Diagnosing Severe Asthma
If you have asthma, you’ll experience shortness of breath, wheezing, and chest tightness due to inflammation in your airways. Millions of Americans live with asthma and manage it well every day, but a small percentage of patients have severe asthma—asthma that’s not well controlled even though patients are taking their medications every day as prescribed. When you’re first diagnosed with asthma, your doctor will likely start you on a rescue inhaler, but if you’re using that at least once a week, you’ll need a longer-acting inhaler. If that doesn’t help, your doctor might try adding steroid pills, allergy pills, and other treatments. However, if, despite receiving what we call “maximal therapy,” your asthma symptoms are still uncontrolled, your doctor may suspect your asthma is severe and have you take a variety of tests to be sure.
When you were first diagnosed with asthma, your pulmonologist may have ordered pulmonary function tests, also known as lung function tests. These tests measure how well you breathe. In order to determine if you have severe asthma, we might go through these tests again. One type of pulmonary function test is called a bronchodilator challenge. It measures the amount of air you can forcefully blow out before and after using an inhaler, called a bronchodilator.
A test called the methacholine challenge can help doctors determine if asthma is present. During this test, we’ll have patients breathe in a tiny bit of an irritant, called methacholine—it’s a drug that can cause your airways to squeeze and narrow. After inhaling the drug, you’ll take a breathing test to measure how much your airways have constricted, and the results will tell us if you have asthma.

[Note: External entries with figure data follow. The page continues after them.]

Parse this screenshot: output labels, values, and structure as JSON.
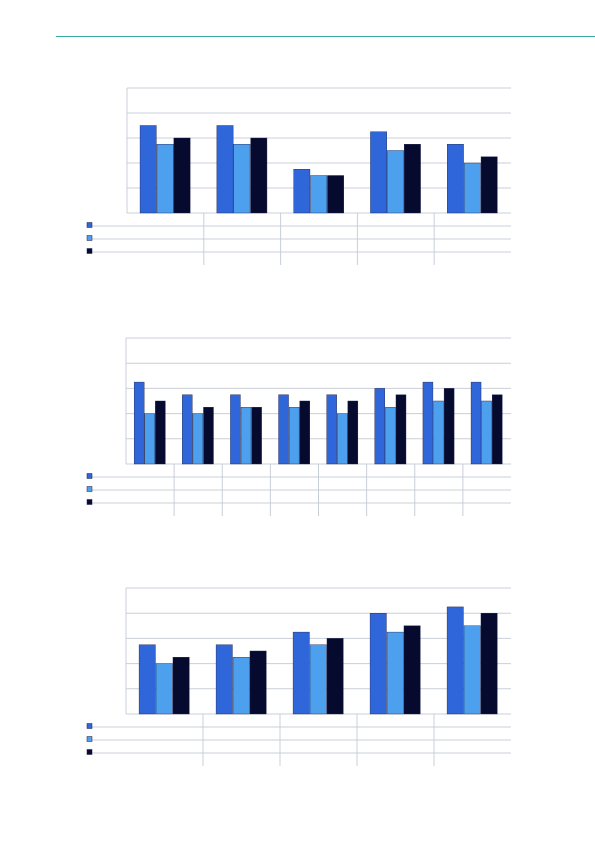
{
  "colors": {
    "series": [
      "#2f66d9",
      "#4da0ee",
      "#060a2e"
    ],
    "rule": "#3aa9a0",
    "grid": "#c9cfd8"
  },
  "chart_data": [
    {
      "type": "bar",
      "categories": [
        "",
        "",
        "",
        "",
        ""
      ],
      "series": [
        {
          "values": [
            70,
            70,
            35,
            65,
            55
          ]
        },
        {
          "values": [
            55,
            55,
            30,
            50,
            40
          ]
        },
        {
          "values": [
            60,
            60,
            30,
            55,
            45
          ]
        }
      ],
      "ylim": [
        0,
        100
      ],
      "grid": true,
      "legend": "data-table-below"
    },
    {
      "type": "bar",
      "categories": [
        "",
        "",
        "",
        "",
        "",
        "",
        "",
        ""
      ],
      "series": [
        {
          "values": [
            65,
            55,
            55,
            55,
            55,
            60,
            65,
            65
          ]
        },
        {
          "values": [
            40,
            40,
            45,
            45,
            40,
            45,
            50,
            50
          ]
        },
        {
          "values": [
            50,
            45,
            45,
            50,
            50,
            55,
            60,
            55
          ]
        }
      ],
      "ylim": [
        0,
        100
      ],
      "grid": true,
      "legend": "data-table-below"
    },
    {
      "type": "bar",
      "categories": [
        "",
        "",
        "",
        "",
        ""
      ],
      "series": [
        {
          "values": [
            55,
            55,
            65,
            80,
            85
          ]
        },
        {
          "values": [
            40,
            45,
            55,
            65,
            70
          ]
        },
        {
          "values": [
            45,
            50,
            60,
            70,
            80
          ]
        }
      ],
      "ylim": [
        0,
        100
      ],
      "grid": true,
      "legend": "data-table-below"
    }
  ]
}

If your doctor thinks you have severe asthma, he or she may also do some tests to measure the number of eosinophils in your blood. Eosinophils are white blood cells that contribute to inflammation, and high numbers of eosinophils typically correlate with severe asthma symptoms. Fortunately, in recent years, we’ve seen new medications come out that specifically block eosinophils from causing inflammation. To test whether these medications will help your specific asthma, you’ll undergo a test to see if your asthma is related to eosinophils. In some specialized practices, pulmonologists will have patients undergo a sputum induction test, in which patients breathe in a mist of saline and then cough out phlegm. The doctor then examines the phlegm under a microscope to determine if there are high numbers of eosinophils. But in most cases, a blood test measuring eosinophils will suffice.
The hallmark of severe asthma is uncontrolled symptoms despite maximal treatment, which is why clinical history goes a long way towards diagnosing it. Pulmonary function tests and eosinophil counts can significantly help in making a diagnosis, but often, there are clear signs that a patient’s asthma is severe. If you’re taking all your medications as prescribed, and if you’re using all the available medication options, including a rescue inhaler, long-acting inhaler, inhaled steroids, steroid pills, allergy pills, and others, but your asthma still isn’t controlled, it’s likely you have severe asthma. Other signs of severe asthma include waking up at night with asthma symptoms, experiencing frequent flares, and being hospitalized for asthma symptoms.
However, it’s important to note that before diagnosing a patient with severe asthma, a pulmonologist needs to know the patient is taking his or her medications appropriately. If you’re having trouble adhering to your treatment plan, let your doctor know; we can figure out together how to help you take your medication as prescribed so your asthma symptoms are controlled. But if you’re taking all your medications and still have frequent asthma symptoms, that’s how we know your asthma is severe.